In dem Zusammenhang lief mir ein Leserbrief der Leipziger Studierendenzeitschrift "der student!" über den weg; dort ging es um die Leipziger Aktion "Fällt Dir was auf?", in der dazu aufgerufen wird, rassistische, antisemitische Sprüche sowie Diskriminierung zu melden. Um es kurz zu machen: Die Autorin des Leserbriefes hat die Studierendenvertretung gemeldet. Unter anderem heißt es dort:

"Es gibt viele ausländische Studenten, die immer wieder mit rassistischen Kommentaren konfrontiert werden. Die meisten von Ihnen sind, meinen Erfahrungen nach, arabische Studierende, die sich eher von eurer Form des Rassismus bedroht sehen." Quelle: hier.

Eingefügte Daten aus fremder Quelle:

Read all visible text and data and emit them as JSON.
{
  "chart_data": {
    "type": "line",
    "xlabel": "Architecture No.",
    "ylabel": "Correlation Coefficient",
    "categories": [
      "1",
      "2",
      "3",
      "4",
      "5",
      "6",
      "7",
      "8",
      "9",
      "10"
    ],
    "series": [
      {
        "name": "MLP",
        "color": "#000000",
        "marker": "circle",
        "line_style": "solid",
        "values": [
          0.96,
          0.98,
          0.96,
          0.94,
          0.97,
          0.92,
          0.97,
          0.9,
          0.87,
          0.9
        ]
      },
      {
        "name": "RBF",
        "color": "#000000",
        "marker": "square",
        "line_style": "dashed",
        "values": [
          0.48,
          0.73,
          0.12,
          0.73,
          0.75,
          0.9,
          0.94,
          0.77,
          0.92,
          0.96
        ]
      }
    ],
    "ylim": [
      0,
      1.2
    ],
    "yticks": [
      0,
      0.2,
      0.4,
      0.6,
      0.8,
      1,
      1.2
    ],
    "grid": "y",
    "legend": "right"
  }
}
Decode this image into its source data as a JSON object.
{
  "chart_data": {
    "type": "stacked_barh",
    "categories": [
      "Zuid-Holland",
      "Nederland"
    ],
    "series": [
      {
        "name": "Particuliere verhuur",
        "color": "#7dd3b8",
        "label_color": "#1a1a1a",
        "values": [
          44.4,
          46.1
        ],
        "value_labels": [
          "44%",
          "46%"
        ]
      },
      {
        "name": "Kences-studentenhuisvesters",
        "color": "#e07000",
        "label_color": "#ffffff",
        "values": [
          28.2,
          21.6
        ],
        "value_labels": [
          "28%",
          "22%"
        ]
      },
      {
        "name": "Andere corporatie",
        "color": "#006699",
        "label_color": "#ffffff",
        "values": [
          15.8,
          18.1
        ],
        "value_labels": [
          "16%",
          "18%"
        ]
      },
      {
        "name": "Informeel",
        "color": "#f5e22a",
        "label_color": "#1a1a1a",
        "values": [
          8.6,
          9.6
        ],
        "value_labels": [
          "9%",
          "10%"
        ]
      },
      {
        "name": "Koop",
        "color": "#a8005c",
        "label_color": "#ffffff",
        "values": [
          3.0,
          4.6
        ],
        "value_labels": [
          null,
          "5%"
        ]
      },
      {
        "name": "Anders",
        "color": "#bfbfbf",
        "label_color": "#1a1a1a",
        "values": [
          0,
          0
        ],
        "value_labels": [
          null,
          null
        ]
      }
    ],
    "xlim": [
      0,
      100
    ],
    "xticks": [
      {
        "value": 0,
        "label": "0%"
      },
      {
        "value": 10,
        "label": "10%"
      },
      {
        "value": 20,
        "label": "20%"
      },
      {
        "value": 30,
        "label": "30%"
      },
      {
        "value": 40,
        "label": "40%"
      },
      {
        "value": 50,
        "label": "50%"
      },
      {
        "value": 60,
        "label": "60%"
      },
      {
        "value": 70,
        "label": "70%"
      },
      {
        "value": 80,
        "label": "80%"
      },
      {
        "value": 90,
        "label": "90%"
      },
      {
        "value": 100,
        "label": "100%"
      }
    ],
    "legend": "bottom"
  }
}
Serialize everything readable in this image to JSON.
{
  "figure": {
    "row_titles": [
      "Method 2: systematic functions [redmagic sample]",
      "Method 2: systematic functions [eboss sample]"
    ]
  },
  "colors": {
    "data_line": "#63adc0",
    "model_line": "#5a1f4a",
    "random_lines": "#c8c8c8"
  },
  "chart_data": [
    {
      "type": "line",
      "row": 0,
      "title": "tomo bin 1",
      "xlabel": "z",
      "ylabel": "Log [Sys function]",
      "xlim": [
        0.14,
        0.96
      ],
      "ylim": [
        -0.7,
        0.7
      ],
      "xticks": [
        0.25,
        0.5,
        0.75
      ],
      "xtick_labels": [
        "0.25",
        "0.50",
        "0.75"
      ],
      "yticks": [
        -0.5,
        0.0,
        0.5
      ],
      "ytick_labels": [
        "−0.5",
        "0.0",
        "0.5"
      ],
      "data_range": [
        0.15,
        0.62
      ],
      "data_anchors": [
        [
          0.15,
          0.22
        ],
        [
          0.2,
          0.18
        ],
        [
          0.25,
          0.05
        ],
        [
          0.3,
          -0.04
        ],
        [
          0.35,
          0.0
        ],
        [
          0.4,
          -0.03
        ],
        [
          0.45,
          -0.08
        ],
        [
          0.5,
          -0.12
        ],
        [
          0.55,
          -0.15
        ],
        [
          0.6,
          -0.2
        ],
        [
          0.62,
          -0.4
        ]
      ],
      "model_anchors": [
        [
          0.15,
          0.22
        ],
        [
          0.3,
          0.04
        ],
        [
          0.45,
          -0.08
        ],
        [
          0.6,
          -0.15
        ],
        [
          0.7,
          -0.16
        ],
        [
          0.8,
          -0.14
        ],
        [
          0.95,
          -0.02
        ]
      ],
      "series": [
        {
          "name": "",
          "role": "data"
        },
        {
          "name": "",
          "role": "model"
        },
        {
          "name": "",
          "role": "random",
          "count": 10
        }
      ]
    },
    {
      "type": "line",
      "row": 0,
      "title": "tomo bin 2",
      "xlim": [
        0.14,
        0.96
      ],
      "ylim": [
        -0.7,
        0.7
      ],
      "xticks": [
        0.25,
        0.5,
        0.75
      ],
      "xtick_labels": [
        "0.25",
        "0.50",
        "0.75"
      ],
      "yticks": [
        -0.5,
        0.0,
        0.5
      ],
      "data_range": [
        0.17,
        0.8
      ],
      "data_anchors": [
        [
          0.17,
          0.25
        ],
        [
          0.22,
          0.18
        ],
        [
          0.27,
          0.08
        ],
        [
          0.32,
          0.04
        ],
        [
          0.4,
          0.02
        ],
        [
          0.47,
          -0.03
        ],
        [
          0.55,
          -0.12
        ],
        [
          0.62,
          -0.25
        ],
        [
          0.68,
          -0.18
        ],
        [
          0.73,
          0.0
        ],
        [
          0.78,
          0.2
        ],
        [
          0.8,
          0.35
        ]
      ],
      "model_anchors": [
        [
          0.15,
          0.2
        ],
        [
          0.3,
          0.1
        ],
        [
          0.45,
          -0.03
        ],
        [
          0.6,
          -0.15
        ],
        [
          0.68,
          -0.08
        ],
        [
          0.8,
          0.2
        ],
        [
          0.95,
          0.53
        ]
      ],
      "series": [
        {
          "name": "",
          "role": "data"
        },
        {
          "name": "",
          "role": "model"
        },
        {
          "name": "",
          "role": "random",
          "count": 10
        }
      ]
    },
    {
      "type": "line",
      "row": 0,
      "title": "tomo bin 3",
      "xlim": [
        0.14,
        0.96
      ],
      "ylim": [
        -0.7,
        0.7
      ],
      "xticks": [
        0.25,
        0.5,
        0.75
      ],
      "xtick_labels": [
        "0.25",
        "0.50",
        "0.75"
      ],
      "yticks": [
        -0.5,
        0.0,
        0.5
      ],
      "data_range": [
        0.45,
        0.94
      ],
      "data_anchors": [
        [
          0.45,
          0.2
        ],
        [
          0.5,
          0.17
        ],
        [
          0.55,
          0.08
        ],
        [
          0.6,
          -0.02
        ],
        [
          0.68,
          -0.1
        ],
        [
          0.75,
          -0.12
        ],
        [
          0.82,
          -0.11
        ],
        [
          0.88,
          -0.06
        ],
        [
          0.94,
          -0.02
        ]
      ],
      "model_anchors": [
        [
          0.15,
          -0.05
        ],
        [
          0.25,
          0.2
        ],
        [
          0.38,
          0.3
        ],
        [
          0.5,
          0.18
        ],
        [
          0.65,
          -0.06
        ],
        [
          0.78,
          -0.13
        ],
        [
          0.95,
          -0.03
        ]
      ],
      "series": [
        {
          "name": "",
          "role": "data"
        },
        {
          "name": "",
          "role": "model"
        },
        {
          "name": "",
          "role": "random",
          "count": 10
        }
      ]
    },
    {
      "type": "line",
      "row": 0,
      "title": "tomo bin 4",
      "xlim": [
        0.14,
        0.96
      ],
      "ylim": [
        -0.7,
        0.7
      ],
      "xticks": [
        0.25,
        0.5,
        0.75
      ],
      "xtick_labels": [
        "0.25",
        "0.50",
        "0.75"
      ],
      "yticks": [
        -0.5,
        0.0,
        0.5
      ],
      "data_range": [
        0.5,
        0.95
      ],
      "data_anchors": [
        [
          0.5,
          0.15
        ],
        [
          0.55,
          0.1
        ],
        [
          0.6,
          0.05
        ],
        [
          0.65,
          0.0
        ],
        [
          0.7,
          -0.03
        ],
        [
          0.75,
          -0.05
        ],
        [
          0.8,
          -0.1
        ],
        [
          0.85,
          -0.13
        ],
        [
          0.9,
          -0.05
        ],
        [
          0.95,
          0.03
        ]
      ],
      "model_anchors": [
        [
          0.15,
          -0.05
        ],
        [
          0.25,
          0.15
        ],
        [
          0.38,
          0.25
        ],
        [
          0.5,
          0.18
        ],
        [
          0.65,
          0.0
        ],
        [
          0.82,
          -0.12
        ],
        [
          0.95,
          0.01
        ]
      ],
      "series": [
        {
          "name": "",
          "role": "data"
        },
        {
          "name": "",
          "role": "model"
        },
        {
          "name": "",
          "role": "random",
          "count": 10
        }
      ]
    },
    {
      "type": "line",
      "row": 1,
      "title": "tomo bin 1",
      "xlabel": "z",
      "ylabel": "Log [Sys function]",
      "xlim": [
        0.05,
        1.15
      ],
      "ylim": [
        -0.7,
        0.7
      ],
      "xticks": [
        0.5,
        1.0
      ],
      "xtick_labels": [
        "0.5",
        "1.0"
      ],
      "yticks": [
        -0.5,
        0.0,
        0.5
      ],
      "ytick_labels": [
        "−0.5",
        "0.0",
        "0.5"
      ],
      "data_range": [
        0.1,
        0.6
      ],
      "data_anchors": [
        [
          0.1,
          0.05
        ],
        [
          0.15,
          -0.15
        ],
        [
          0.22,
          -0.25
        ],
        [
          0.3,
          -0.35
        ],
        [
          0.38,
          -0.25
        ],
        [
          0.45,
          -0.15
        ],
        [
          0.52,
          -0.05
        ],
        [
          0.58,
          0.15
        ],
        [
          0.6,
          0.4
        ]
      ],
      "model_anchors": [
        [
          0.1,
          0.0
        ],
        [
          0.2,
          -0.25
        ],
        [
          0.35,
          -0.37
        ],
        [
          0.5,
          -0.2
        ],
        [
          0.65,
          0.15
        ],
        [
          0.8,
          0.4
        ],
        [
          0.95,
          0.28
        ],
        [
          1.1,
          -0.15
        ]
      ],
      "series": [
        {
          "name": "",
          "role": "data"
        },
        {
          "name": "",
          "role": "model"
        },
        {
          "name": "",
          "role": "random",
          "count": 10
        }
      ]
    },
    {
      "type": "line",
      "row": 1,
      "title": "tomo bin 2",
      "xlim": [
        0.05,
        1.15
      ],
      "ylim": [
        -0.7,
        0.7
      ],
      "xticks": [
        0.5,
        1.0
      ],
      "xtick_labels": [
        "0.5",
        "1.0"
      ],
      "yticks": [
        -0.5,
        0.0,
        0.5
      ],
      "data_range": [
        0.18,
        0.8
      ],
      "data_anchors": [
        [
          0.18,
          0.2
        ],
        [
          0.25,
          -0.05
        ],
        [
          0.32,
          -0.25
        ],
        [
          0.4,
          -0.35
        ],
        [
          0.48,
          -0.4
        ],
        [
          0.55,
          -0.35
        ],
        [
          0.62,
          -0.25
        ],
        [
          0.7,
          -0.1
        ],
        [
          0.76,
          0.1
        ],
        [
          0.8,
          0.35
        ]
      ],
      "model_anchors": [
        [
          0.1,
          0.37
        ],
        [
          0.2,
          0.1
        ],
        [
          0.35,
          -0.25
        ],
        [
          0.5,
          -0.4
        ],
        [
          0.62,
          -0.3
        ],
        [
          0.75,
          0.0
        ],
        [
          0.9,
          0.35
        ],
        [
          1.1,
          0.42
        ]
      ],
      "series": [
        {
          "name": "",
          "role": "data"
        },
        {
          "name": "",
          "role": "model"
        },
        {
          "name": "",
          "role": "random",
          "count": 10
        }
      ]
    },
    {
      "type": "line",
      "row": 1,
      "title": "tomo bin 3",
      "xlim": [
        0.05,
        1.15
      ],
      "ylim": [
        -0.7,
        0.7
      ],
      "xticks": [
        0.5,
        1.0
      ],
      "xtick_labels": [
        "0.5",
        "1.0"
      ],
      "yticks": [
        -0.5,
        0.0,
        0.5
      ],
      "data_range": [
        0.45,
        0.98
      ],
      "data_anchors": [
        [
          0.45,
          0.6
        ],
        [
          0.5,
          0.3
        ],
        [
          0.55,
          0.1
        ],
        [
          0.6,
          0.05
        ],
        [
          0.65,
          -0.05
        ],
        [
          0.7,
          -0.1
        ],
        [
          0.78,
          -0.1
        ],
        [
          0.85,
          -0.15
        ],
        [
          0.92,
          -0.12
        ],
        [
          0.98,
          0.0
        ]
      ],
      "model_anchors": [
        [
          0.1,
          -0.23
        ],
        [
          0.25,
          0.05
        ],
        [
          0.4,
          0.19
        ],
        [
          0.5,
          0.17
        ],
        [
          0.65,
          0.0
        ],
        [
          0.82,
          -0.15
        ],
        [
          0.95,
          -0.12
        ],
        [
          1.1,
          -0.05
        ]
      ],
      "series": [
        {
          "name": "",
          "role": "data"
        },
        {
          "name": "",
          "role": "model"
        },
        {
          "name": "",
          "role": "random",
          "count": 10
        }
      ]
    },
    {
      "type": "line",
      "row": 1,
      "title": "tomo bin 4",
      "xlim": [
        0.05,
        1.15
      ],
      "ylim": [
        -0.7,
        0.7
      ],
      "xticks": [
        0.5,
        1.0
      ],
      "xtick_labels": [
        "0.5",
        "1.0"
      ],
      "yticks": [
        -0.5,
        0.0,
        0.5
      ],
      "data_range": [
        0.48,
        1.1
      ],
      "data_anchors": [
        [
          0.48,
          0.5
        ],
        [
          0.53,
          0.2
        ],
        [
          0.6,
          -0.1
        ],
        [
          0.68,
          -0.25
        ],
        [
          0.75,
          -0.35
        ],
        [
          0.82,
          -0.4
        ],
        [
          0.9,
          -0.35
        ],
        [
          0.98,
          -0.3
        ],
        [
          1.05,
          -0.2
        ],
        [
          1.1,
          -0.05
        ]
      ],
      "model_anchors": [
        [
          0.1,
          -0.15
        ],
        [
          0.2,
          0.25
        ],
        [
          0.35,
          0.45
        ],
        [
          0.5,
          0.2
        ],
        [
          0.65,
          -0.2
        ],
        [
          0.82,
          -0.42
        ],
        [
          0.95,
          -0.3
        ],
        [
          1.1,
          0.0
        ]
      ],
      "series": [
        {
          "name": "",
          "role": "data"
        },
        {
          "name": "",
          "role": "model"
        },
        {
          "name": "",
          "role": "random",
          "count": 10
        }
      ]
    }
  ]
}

Abschließend möchte ich noch eine generelle Anmerkung zum Begriff "Antisemitismus" los werden. Ich selber gebrauche diesen Begriff sehr selten - dieser Beitrag ist da wohl eine extreme Ausnahme. Der Grund liegt einfach darin, dass ich dieses Wort zum Teil für einen Kampfbegriff halte, der zum Teil eine ziemlich willkürliche Interpretationsspane aufweist. Dazu eine kleine Annekdote: Vor etwa zwei Jahren gab es hier in Leipzig, im Runden Eck, eine Veranstaltungsreihe zum Thema "Antisemitismus in der DDR". Ich selbst war sehr erstaunt, dass es sowas wirklich gab. Belege dafür waren Zeitschriften, die durchaus mit typischen antisemtischen Klischees spielten - sicher nicht im rassistischen Überschwang, aber deutlich genug. Was das betrifft, gibt es m.E. nichts zu deuteln. Als strittig, sogar extrem problematisch, empfand ich dagegen, wie ein Gedenkstein irgendwo - ich glaube - in Brandenburg als Symptom für Antisemitismus erwähnt wurde. Auf dem stand (sinngemäß): Den gefallenen Opfern des Antifaschismus. Jetzt befanden sich aber unter den Opfern vor allem Bürger jüdischen Glaubens. Das wurde von den Wissenschaftler|inn|en der Lesung in der Form ausgelegt, dass die DDR-Administration diese Opfer für sich vereinnahmt hätte und der Gedenkstein aus antisemitischen Erwägungen heraus nicht darauf hinwies, dass auch jüdische Bürger unter den Opfern gewesen seien.

Das mag ja vielleicht so sein. Das Problem ist nur: Hätte die DDR-Administration das Gegenteil getan, also Widerständler und andere Opfer aufgeführt, wäre das womöglich ebenso als antisemitisch oder rassistisch eingestuft worden. Dann hätte der Vorwurf Opferselektion gelautet.

Ähnlich problematisch ist es, wenn der Kritik am Zinsnehmen partout unterstellt wird, antisemitisch motiviert zu sein. Mensch mag es bereits ahnen: Die Zinskritik taucht nämlich sowohl bei den Christen, als auch im Islam auf. Ich will's an dieser Stelle nicht vertiefen, mir aber dennoch den Hinweis erlauben, dass die Kritik am Zins natürlich schon bei den antiken Griechen auftaucht. Wie mensch das also auch dreht, so bleibt der oben benannte Begriff mehr als problematisch: Er erfreut sich einer gewissen Beliebigkeit.